Expat artist's sketching lets her discover the Mexico around her.
“Most people kind of get the basics of learning to draw and see it almost as an addiction,” says Susan Dorf, an urban sketcher and art teacher in Pátzcuaro, Michoacán. “When you’re sketching, you drop into that deeper place which is sort of meditative.”
Dorf has been meditating and sketching in Mexico for the last 10 years, and it has meant a whole new palate and landscape.
“I like to see what’s up close, what’s far away, how can I bring that all together,” she says describing Mexican markets, whose swirling movement and vibrancy inspire her work. “I like to be in the middle of life and what’s happening.”
Dorf has been teaching sketching, drawing and painting for 12 years, and she’s learned that the hardest thing to get over when you start to draw is, basically, yourself.
“The main thing to overcome is judgment and fear,” she says, “So, when I can get people into a place where they can be neutral, so that not only are they not feeling judged or criticized but I’m also not praising them either, there’s a sense of not having to live up to anything.”

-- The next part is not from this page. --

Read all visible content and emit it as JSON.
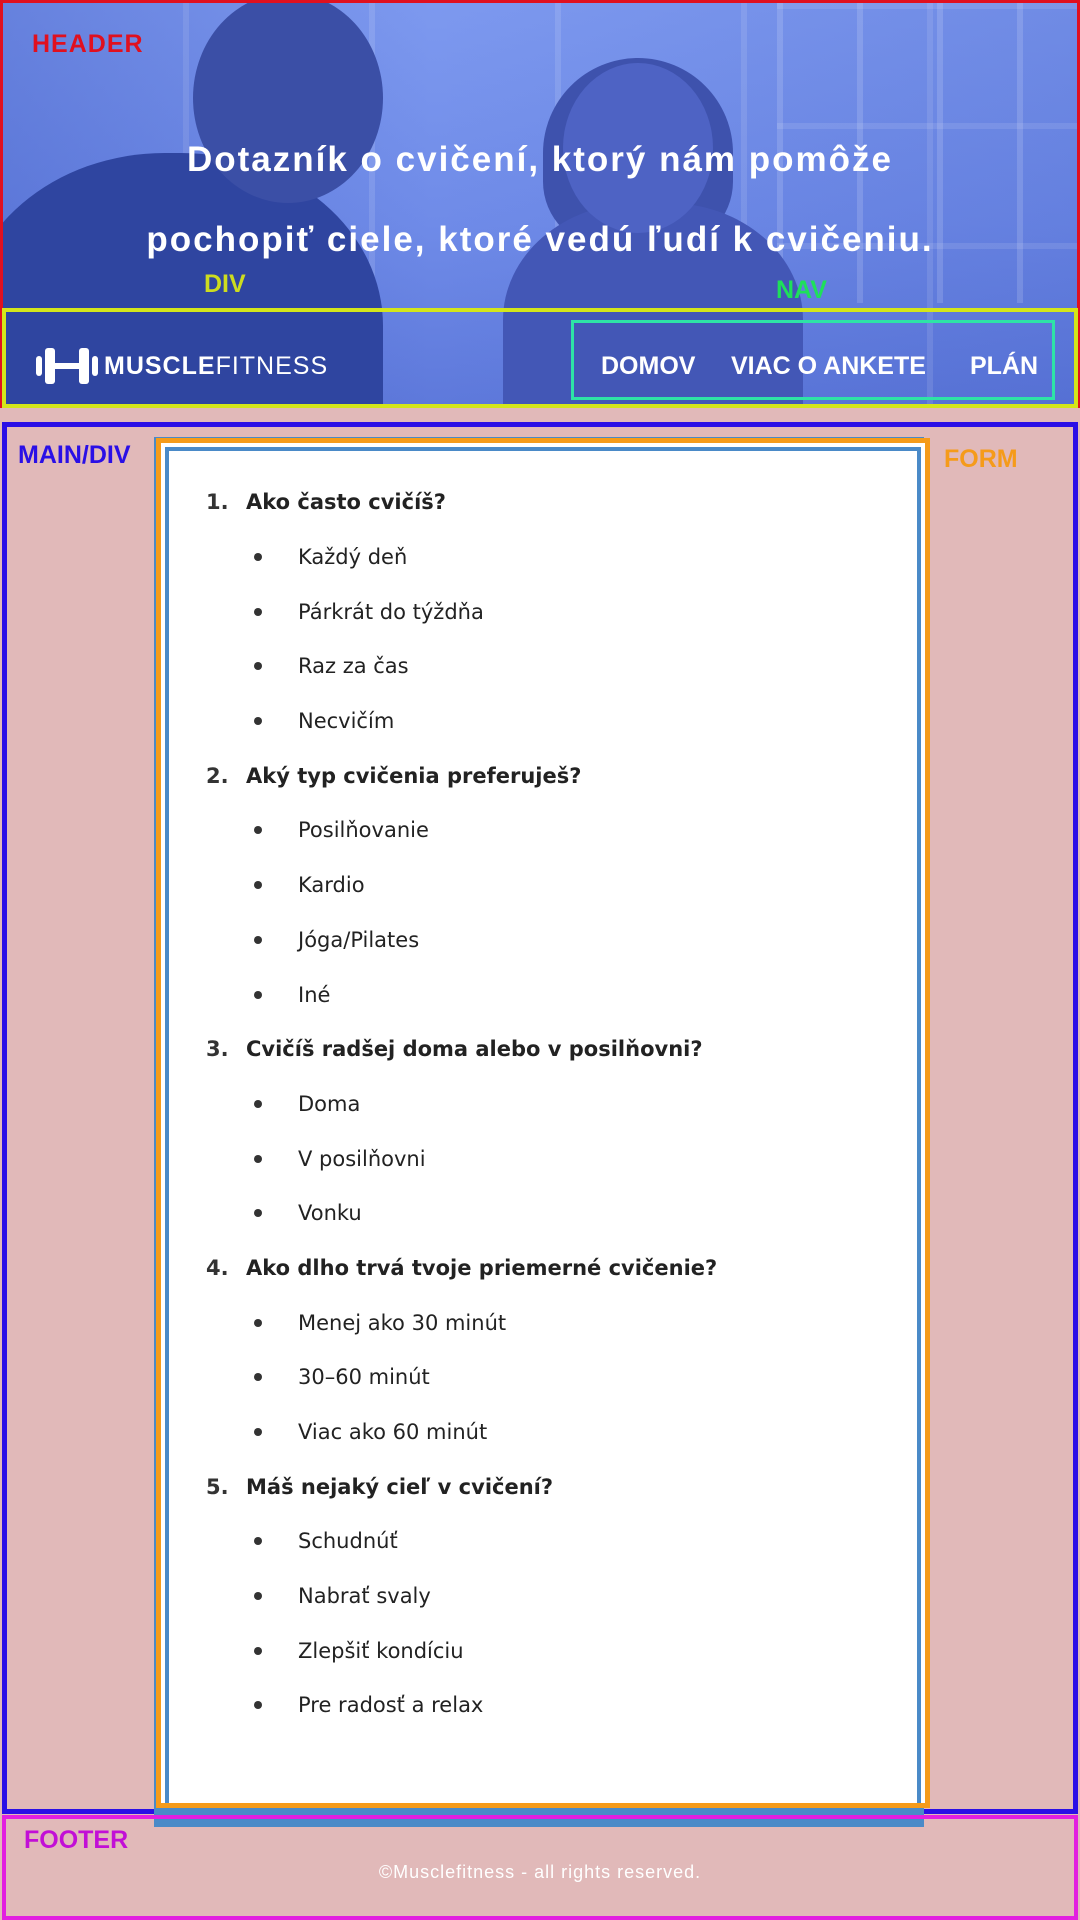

“If it’s perspective or scale, it’s all the same; it’s learning to see — you are basically exercising your eye and your mind and your hand to coordinate. And if you’ve not done that, it’s really awkward, but if you practice, you get more comfortable. You’re learning how to see things in a way that is different from just glancing at it or recording a symbol of it. You’re slowing down to really see it.”
Dorf is a believer in sketching the landscape around her and the people in it: when she lived in San Miguel de Allende, she was a constant fixture, recording life in a city that is both very traditional and yet also changing rapidly due to the near-constant demand for new construction.

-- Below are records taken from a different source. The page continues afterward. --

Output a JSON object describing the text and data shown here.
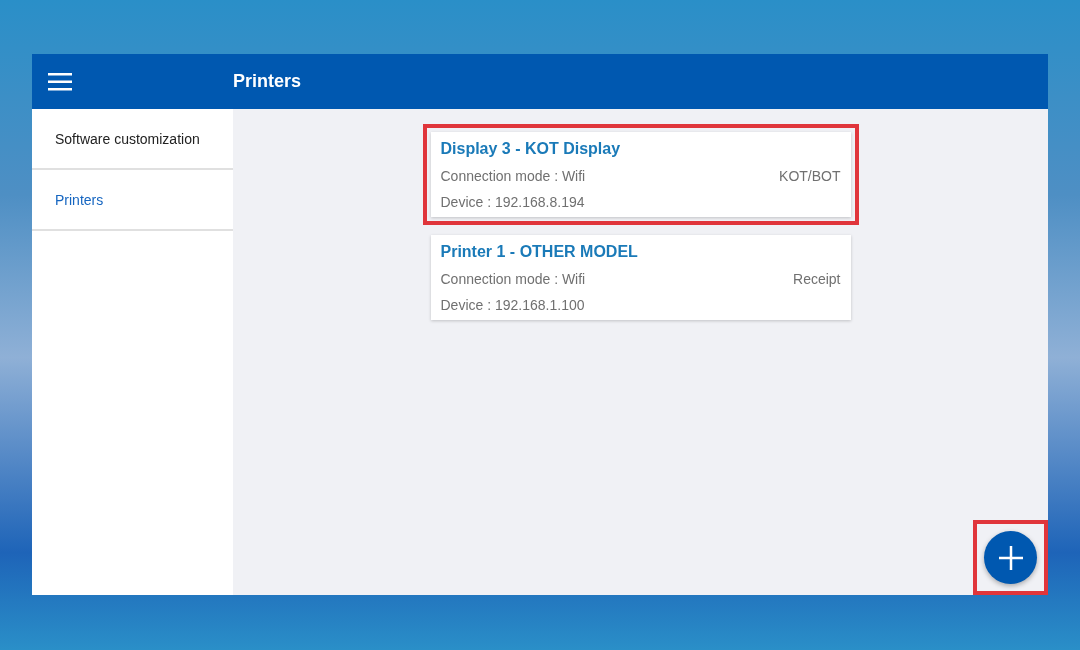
{
  "app_bar": {
    "title": "Printers"
  },
  "sidebar": {
    "items": [
      {
        "label": "Software customization",
        "selected": false
      },
      {
        "label": "Printers",
        "selected": true
      }
    ]
  },
  "printers": [
    {
      "name": "Display 3 - KOT Display",
      "connection": "Connection mode : Wifi",
      "device": "Device : 192.168.8.194",
      "type": "KOT/BOT",
      "highlighted": true
    },
    {
      "name": "Printer 1 - OTHER MODEL",
      "connection": "Connection mode : Wifi",
      "device": "Device : 192.168.1.100",
      "type": "Receipt",
      "highlighted": false
    }
  ],
  "add_button": {
    "highlighted": true
  }
}
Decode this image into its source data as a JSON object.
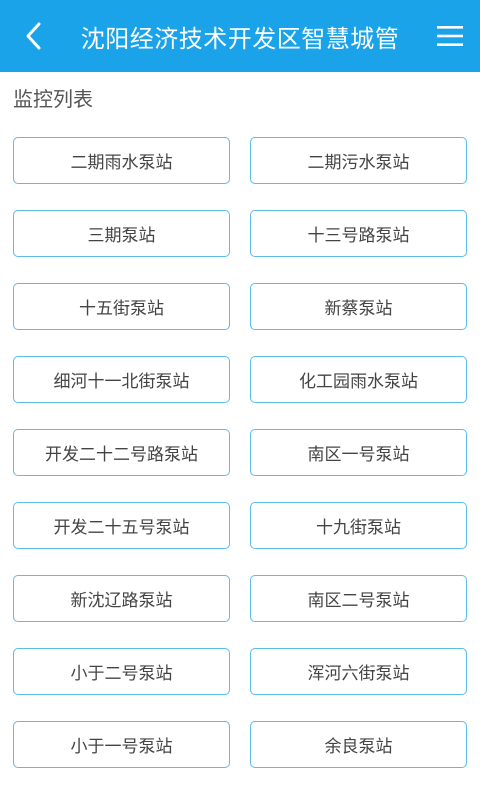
{
  "header": {
    "title": "沈阳经济技术开发区智慧城管",
    "back_icon": "chevron-left-icon",
    "menu_icon": "hamburger-menu-icon",
    "background_color": "#1aa3e8"
  },
  "section": {
    "title": "监控列表"
  },
  "stations": [
    {
      "label": "二期雨水泵站"
    },
    {
      "label": "二期污水泵站"
    },
    {
      "label": "三期泵站"
    },
    {
      "label": "十三号路泵站"
    },
    {
      "label": "十五街泵站"
    },
    {
      "label": "新蔡泵站"
    },
    {
      "label": "细河十一北街泵站"
    },
    {
      "label": "化工园雨水泵站"
    },
    {
      "label": "开发二十二号路泵站"
    },
    {
      "label": "南区一号泵站"
    },
    {
      "label": "开发二十五号泵站"
    },
    {
      "label": "十九街泵站"
    },
    {
      "label": "新沈辽路泵站"
    },
    {
      "label": "南区二号泵站"
    },
    {
      "label": "小于二号泵站"
    },
    {
      "label": "浑河六街泵站"
    },
    {
      "label": "小于一号泵站"
    },
    {
      "label": "余良泵站"
    }
  ],
  "colors": {
    "accent": "#1aa3e8",
    "button_border": "#5bbde8",
    "button_text": "#444444"
  }
}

She even got a gig doing urban sketching for the local weekly newspaper, Atención San Miguel, a job which continues today even though she no longer lives in the city.
People have always drawn, from cave walls to prestigious arts schools, but the current Urban Sketchers movement that Dorf is part of was started in 2007 by Spanish journalist Gabriel Campanario, who started sharing his drawings online.
In 2009, Campanario formed the Urban Sketchers International nonprofit, a group that unites sketchers all over the world and that offers “chapter” affiliation for groups like the one that exists in San Miguel de Allende.